Wind Farms Can ‘Never’ Deliver UK Energy Security
A 10GW fleet of wind farms across the UK can guarantee to provide less than two per cent of its maximum output
Wind farms can never be relied upon to keep the lights on in Britain because there are long periods each winter in which they produce barely any power, according to a new report by the Adam Smith Institute.
The huge variation in wind farms’ power output means they cannot be counted on to produce energy when needed, and an equivalent amount of generation from traditional fossil fuel plants will be needed as back-up, the study finds.
Wind farm proponents often claim that the intermittent technology can be relied upon because the wind is always blowing somewhere in the UK.
But the report finds that a 10GW fleet of wind farms across the UK could “guarantee” to provide less than two per cent of its maximum output, because “long gaps in significant wind production occur in all seasons”.
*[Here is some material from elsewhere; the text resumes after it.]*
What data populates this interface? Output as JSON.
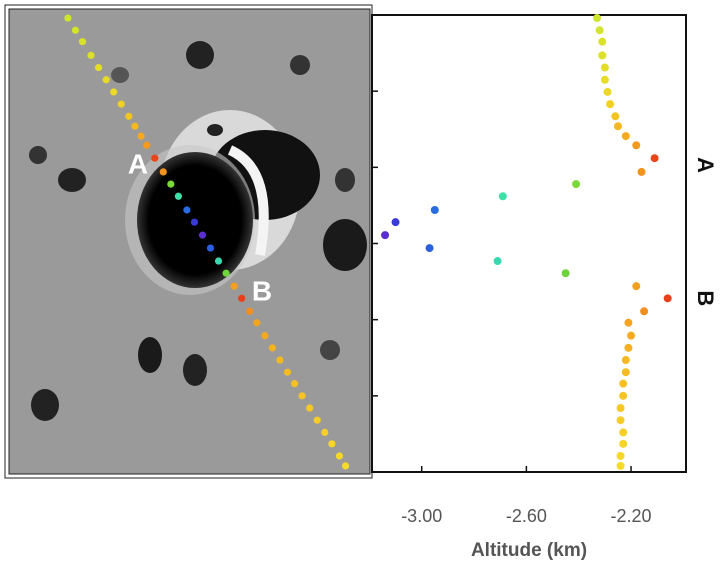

Modelling the likely output from the 10GW fleet found that for 20 weeks in a typical year the wind farms would generate less than a fifth (2GW) of their maximum power, and for nine weeks it would be less than a tenth (1GW).
Output would exceed 9GW, or 90 per cent of the potential, for just 17 hours.
Britain currently has more than 4,500 onshore wind turbines with a maximum power-generating capacity of 7.5GW, and is expected to easily surpass 10 GW by 2020 as part of Government efforts to tackle climate change.
It is widely recognised that variable wind speeds result in actual power output significantly below the maximum level – on average between 25 and 30 per cent, according to Government data.
However, the report from the Adam Smith Institute found that such average figures were “extremely misleading about the amount of power wind farms can be relied up to provide”, because their output was actually “extremely volatile”.